Acclaimed choreographer and Artistic Director Bengt Jörgen, who’s brand new piece based on Anne of Green Gables premiered in Markham this fall, created this version of The Nutcracker with both tradition and magic in mind.

“My grandmother used to take me to the Nutcracker when I was little, and the experience still stays with me,” says Nutcracker dancer Heather Lumsden-Ruegg. “Seeing live performance is always a unique experience that brings people together and creates memories, especially when it becomes a tradition.”

This more-than-a-century old tradition dates back to Russia in 1892. Ballet legend Marius Petipa set E.T.A. Hoffman’s story, The Nutcracker and the Mouse King, to original music by his contemporary, Pyotr Ilyich Tchaikovsky. That original choreography is lost to time but the music and the story remain.

“I think everyone has different expectations when going to see the Nutcracker,” says Lumsden-Ruegg. “ It’s nice to offer a version that is Canadian while carrying the traditional story arc.

Jörgen’s take on the piece draws modern visual inspiration from the renowned McMichael Canadian Art Collection but keeps both the music and the story in place, despite other choreographers changing the story liberally.

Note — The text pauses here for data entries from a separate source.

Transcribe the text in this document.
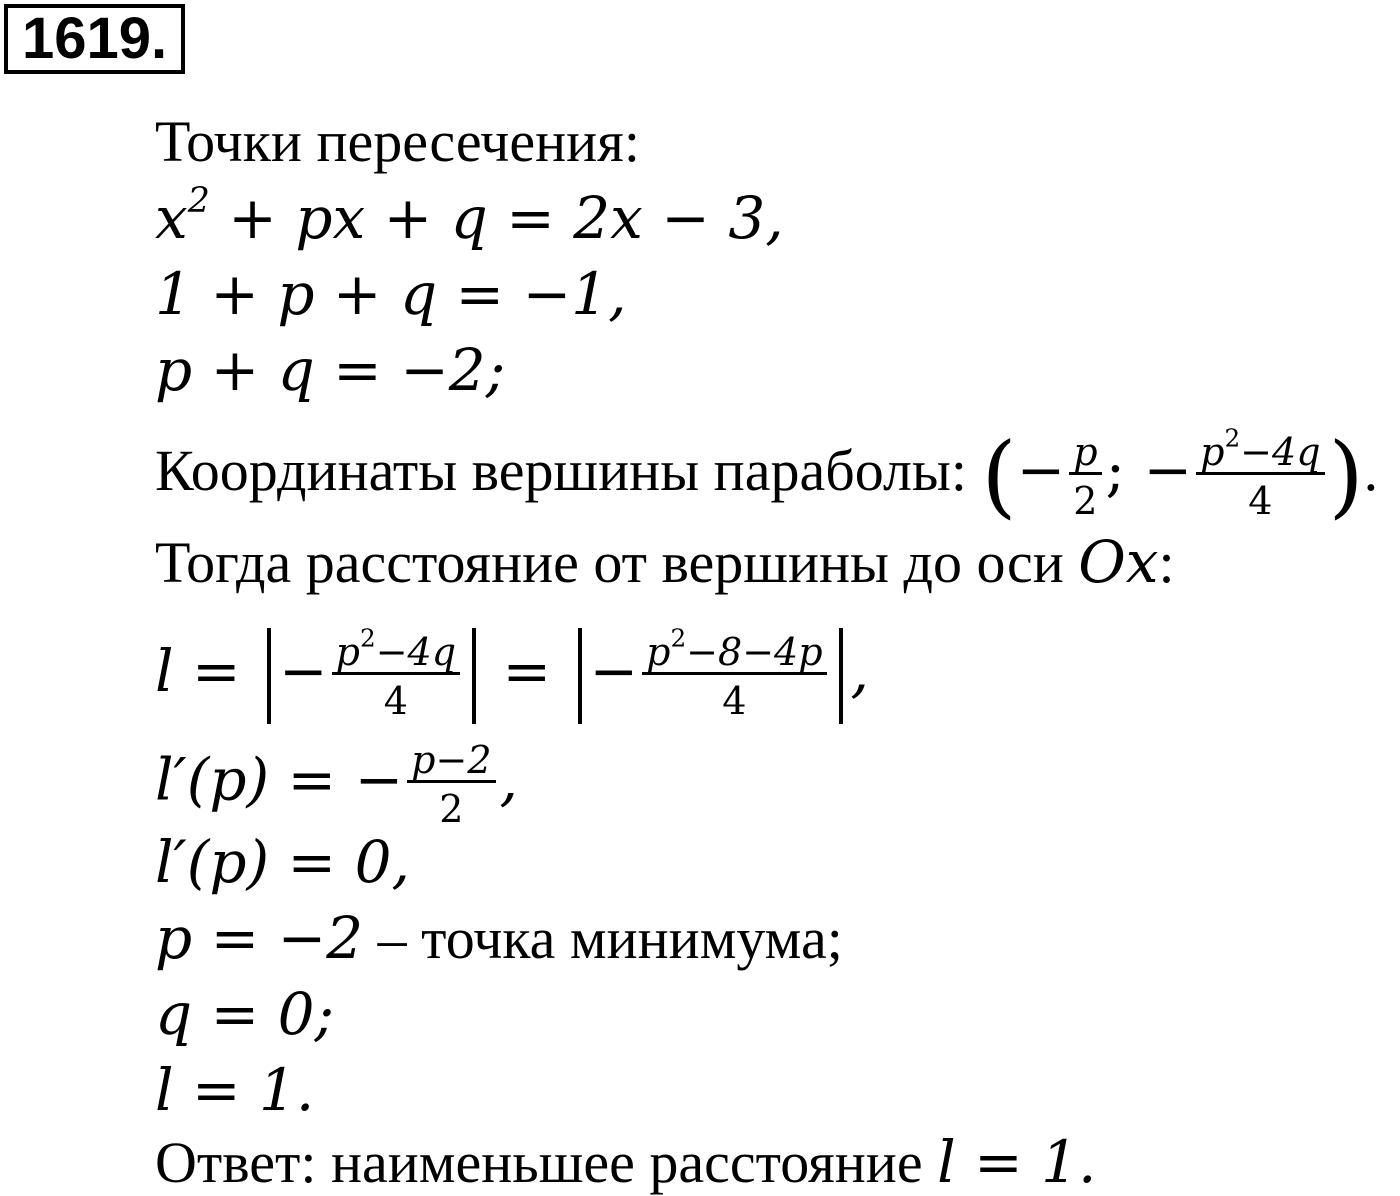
1619.
Точки пересечения:
$x^2$ + px + q = 2x − 3,
1 + p + q = −1,
p + q = −2;
Координаты вершины параболы: (− $\frac{p}{2}$ ; − $\frac{p^2-4q}{4}$ ).
Тогда расстояние от вершины до оси Ox:
l = − $\frac{p^2-4q}{4}$ = − $\frac{p^2-8-4p}{4}$ ,
l′(p) = − $\frac{p-2}{2}$ ,
l′(p) = 0,
p = −2 – точка минимума;
q = 0;
l = 1.
Ответ: наименьшее расстояние l = 1.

The result is a production that features a uniquely Canadian take. In addition to well over 100 costumes in richly coloured fabrics, 20th Century landscapes make up the stunning 30-foot backdrops, including Franklin Carmichael’s Church and Houses at Bisset (1931), Tom Thompson’s Snow in the Woods (1916), and L.L. Fitzgerald’s Trees and Wildflowers (1922).

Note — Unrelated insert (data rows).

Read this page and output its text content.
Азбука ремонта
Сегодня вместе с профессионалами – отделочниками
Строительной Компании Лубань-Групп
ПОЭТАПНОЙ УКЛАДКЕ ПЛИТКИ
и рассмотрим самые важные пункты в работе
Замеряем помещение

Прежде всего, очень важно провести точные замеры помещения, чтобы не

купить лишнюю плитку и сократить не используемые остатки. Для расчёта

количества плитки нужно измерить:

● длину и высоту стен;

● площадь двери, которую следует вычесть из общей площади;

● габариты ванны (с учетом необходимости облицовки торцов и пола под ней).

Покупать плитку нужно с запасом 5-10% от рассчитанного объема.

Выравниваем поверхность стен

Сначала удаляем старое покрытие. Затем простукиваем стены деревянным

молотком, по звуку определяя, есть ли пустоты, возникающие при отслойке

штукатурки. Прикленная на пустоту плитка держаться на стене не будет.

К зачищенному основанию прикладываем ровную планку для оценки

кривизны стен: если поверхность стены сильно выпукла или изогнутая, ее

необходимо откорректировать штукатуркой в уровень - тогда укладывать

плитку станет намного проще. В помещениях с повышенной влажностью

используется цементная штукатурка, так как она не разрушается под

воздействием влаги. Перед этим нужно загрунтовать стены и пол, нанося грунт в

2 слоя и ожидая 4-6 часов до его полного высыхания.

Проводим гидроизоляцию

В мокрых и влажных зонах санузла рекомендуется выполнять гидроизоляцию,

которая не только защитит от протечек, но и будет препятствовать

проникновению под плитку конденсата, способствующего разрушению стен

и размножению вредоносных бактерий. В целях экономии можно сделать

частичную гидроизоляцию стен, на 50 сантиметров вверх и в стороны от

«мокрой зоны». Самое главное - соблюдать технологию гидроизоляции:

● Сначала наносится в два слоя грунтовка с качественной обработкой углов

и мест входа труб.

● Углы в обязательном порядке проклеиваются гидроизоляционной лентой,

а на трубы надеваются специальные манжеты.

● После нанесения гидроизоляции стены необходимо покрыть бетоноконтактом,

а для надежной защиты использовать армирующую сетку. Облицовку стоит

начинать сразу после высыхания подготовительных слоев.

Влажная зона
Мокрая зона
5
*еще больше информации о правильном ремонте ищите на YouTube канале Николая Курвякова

The way to think of it is Klara’s familiar, magical dream journey but, as she arrives in Canada and experiences winter landscapes filled with snowflakes, lumberjacks, Mounties, and creatures of the woods. Of course, Jörgen’s version has more to offer than just setting.

“Ballet Jörgen’s Nutcracker has really engaging storytelling,” explains Lumsden-Ruegg. “We spend a lot of time and energy on the interactions between characters and even use dramatic coaches to help us create scenes. It brings the characters alive on stage in a way that is sometimes ignored in ballet.”

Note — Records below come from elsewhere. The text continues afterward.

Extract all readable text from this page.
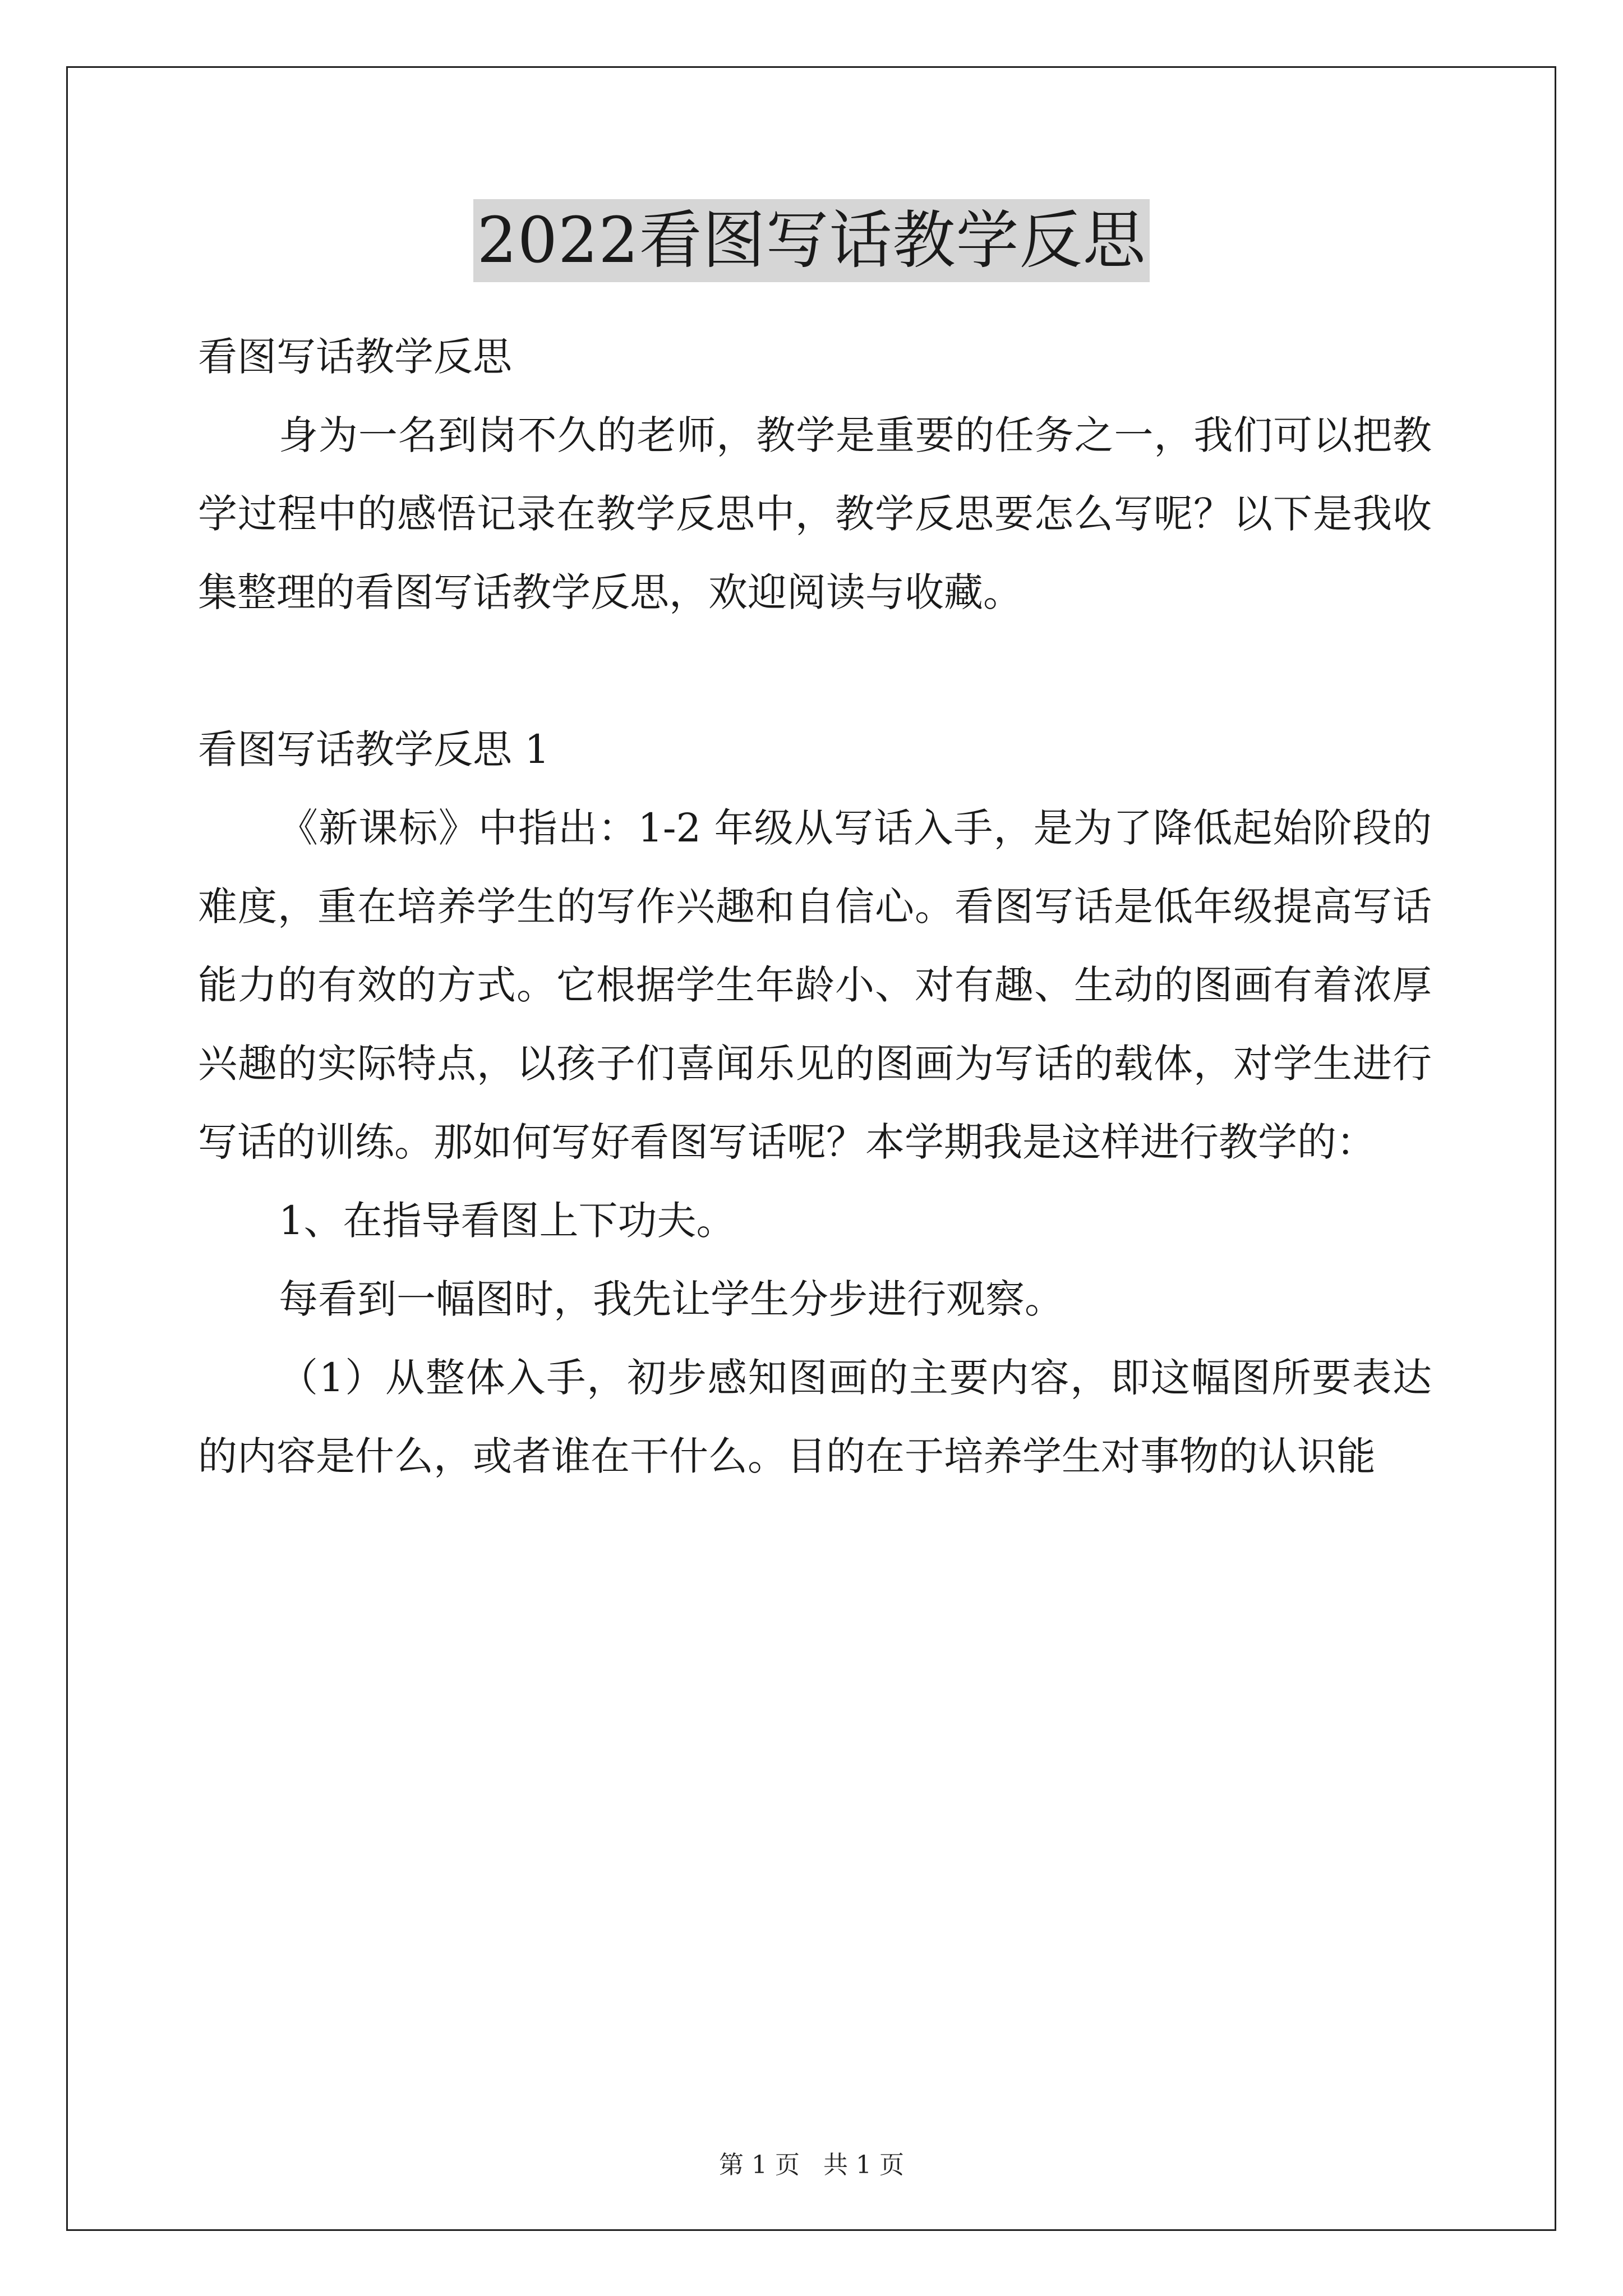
2022看图写话教学反思

看图写话教学反思

身为一名到岗不久的老师，教学是重要的任务之一，我们可以把教学过程中的感悟记录在教学反思中，教学反思要怎么写呢？以下是我收集整理的看图写话教学反思，欢迎阅读与收藏。

看图写话教学反思 1

《新课标》中指出：1-2 年级从写话入手，是为了降低起始阶段的难度，重在培养学生的写作兴趣和自信心。看图写话是低年级提高写话能力的有效的方式。它根据学生年龄小、对有趣、生动的图画有着浓厚兴趣的实际特点，以孩子们喜闻乐见的图画为写话的载体，对学生进行写话的训练。那如何写好看图写话呢？本学期我是这样进行教学的：

1、在指导看图上下功夫。

每看到一幅图时，我先让学生分步进行观察。

（1）从整体入手，初步感知图画的主要内容，即这幅图所要表达的内容是什么，或者谁在干什么。目的在于培养学生对事物的认识能

第 1 页 共 1 页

Of course, the ballet’s second act is remembered for its celebration of varied dances. This version sees,raccoons, loons, dragonflies, and bears demonstrate Klara’s longing for the summer months as she drifts through her dreams. The show’s iconic, pas-de-deux is lovingly danced by Lord and Lady Birch as they usher Klara safely home at the end of the adventure.

“Our audience will feel energized and have smiles on their faces,” says Lumsden-Ruegg, “and they’ll head home with a little bit of extra holiday magic in their hearts.”

Ballet Jörgen’s The Nutcracker: A Canadian Tradition is at The Flato Markham Theatre Dec. 30-31.
Tickets are available online at flatomarkhamtheatre.ca.